Dear you

Dear You,

Yeah, its true you still cross my mind from time to time. Sometimes you make me mad, sometimes you make me sad, but the emotions that I feel are not the point of my frustration. I don't want to miss you and I don't want to hate you....I just want to forget about you. I want your existence to be non existent to me. I'm tired of feeling this way, I am so fucking tired of hating and blaming you every time I think I like a guy, so tired of wanting to talk to you every time I lie awake in bed unable to sleep, just thinking about all the late night phone calls we shared when neither of us could sleep. Just leave my heart and leave my head...You don't belong there, don't you know that you never did? Its weird though, I want you out of my life so much, yet I want to talk to you so bad. I think that its closure that I am in such desperate need for, I would love to have the chance to chew your ass out! I want to walk right up to you, stare into your eyes and tell you how much I hate you, I want to tell you how much you have ruined my life and how Ill never get my innocence back, how I will never feel the way I have felt about you for anyone else not... in the same way, it will never happen.

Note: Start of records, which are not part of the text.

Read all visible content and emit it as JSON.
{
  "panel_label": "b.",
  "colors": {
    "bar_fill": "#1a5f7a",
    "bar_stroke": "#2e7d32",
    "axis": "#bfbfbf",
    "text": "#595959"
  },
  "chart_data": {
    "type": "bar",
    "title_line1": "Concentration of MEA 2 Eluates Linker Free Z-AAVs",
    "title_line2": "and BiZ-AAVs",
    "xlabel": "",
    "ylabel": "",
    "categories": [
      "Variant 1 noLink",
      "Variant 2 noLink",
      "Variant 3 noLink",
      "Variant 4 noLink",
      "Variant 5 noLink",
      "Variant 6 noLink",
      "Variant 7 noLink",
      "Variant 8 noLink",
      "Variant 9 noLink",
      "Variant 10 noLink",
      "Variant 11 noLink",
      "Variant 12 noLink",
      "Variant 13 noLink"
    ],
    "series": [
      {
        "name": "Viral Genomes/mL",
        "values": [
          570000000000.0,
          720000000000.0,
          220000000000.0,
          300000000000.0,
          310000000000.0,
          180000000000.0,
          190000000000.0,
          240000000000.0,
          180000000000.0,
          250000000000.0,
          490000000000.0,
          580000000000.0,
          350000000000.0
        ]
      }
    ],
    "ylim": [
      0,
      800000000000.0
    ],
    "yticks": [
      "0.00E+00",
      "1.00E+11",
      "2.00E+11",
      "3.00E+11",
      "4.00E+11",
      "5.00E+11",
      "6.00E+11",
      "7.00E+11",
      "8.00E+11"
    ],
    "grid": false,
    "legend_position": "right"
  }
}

I loved you, I loved you so much, more than you will ever know. I got you, got you're whole life story....More than any other bitch will. Im determined to not think of you, your blue eyes and all the times we spent together.... The days when we were lovers and the days when we were nothing but friends. It doesn't matter anymore, because I'm going to do something about these feelings... I'm going to take all that weight off my strong shoulders that I've been carrying and give it back to you, but in return I expect my heart.

P.S Karma is a real bitch aint it? I mean look at what your underneath of!